Effectively leveraging agency knowledge to meet core compliance and service business needs

Information is critical to our business. We are increasingly compelled to organize, integrate, and manage information to realize benefits and new opportunities. Data stewardship will replace existing information systems with an integrated Agency-wide ‘data warehouse’ to improve program delivery. The implementation of the Consolidated Risk Assessment will create a “one-stop-shop” Web-enabled assessment and reporting tool for clients in addressing agency requirements in program and system design.

Our multi-year Business Intelligence and Decision Support (BIDS) project will enable business users to go into a single source to find consistent, reliable information and to obtain data to produce required reports using a standard set of automated tools. This will help identify trends, evaluate risks, and analyse policy effectiveness, which will improve program delivery. The BIDS Program will eventually replace the myriad of systems used to produce reports.

Enhancing public affairs activities

Over the past year, the CRA has made significant strides to ensure that the integrity of the Agency is maintained through effective issues management. Maintaining and building on our capacity to identify and address emerging issues will remain a priority for the Agency.

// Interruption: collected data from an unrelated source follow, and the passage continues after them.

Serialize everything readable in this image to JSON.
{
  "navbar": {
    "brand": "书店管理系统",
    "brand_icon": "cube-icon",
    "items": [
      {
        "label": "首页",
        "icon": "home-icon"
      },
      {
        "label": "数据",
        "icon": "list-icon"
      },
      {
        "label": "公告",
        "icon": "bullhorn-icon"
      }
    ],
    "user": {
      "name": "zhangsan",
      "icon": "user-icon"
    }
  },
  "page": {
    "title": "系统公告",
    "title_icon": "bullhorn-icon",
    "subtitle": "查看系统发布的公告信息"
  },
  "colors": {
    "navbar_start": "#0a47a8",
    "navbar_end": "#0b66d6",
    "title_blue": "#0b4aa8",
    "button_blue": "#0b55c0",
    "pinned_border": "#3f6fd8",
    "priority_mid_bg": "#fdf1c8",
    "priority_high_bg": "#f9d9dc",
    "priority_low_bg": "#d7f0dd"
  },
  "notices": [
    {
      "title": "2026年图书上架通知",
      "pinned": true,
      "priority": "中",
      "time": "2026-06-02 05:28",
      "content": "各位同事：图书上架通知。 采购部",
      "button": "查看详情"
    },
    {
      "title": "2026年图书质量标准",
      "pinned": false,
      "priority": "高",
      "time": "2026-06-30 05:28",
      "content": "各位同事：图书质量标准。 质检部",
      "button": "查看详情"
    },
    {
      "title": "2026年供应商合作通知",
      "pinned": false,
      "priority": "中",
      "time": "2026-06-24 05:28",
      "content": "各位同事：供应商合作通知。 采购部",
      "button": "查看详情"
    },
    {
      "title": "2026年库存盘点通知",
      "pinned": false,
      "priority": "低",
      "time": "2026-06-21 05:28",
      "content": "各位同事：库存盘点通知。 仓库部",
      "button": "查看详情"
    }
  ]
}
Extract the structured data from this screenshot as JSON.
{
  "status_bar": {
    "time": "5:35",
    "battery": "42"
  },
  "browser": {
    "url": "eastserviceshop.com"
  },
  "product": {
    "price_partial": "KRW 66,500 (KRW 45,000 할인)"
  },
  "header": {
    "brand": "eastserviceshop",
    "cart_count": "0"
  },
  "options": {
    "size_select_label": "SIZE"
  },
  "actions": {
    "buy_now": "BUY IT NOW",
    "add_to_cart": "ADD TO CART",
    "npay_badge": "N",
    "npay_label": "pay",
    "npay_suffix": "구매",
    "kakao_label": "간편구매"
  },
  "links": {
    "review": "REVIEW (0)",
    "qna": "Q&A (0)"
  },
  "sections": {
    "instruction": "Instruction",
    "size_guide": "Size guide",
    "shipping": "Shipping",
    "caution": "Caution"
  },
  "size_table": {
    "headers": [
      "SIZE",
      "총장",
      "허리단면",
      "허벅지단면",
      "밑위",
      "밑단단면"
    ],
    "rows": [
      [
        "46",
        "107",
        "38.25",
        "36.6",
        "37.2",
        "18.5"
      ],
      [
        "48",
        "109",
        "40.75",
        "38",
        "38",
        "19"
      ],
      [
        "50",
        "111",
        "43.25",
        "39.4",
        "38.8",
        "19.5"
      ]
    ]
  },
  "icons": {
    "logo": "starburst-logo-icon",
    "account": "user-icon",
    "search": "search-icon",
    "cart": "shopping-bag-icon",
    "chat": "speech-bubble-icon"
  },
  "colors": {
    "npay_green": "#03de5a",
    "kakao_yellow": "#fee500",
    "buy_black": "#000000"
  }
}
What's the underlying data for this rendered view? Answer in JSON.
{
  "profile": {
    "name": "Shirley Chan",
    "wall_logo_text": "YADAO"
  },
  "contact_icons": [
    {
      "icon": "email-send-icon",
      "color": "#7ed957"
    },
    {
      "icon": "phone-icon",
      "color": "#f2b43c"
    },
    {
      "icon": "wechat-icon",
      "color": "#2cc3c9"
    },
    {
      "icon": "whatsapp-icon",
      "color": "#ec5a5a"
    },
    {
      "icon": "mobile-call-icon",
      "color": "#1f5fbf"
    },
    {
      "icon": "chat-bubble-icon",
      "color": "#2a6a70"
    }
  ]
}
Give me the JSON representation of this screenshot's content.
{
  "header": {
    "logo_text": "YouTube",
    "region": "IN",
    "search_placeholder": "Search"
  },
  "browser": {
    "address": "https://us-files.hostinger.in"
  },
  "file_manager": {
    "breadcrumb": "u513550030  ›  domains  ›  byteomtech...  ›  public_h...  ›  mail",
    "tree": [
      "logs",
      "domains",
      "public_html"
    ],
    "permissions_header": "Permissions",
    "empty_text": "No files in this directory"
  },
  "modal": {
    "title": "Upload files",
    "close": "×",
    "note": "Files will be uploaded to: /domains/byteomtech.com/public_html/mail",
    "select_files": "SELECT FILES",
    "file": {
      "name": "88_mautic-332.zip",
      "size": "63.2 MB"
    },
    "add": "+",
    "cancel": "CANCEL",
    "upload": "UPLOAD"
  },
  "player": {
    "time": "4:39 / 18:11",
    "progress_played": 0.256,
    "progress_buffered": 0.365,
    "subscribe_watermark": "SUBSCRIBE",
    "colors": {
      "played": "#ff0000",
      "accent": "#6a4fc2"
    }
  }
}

CRA is currently a government leader in the delivery of its program and services online. Over the past years, the Intranet and Internet have evolved rapidly and will continue to evolve to support CRA e-service delivery and better respond to business and user needs. To ensure that CRA maintains its reputation and to position the Agency for the next generation of e-service, the Agency will establish the strategic direction for the CRA Web site as the organization’s service delivery channel of choice, and create a more structured approach to governance and better management practices.

Maintaining sound governance

The Agency is recognized as an innovative leader in many areas in public sector management – electronic service delivery to Canadians, results oriented accountability and reporting to Canadians, effective management and administrative activities, growing and innovative federal-provincial/territorial arrangements, and innovations in human resource management. Improved results management and reporting using our Performance Measurement Program System (PMPS) and further integration of risk information into our planning, decision-making, and reporting mechanisms will support more effective decision-making.

We will continue to excel in our efforts for transparency, accountability, and reporting by publishing detailed and timely information about our commitments, service standards, and performance in our Summary of the Corporate Business Plan 2005-2006 to 2007-2008 and Annual Report, the latter of which is reviewed annually by the Auditor General of Canada.

1 CRA population fluctuates based on program activity throughout the year.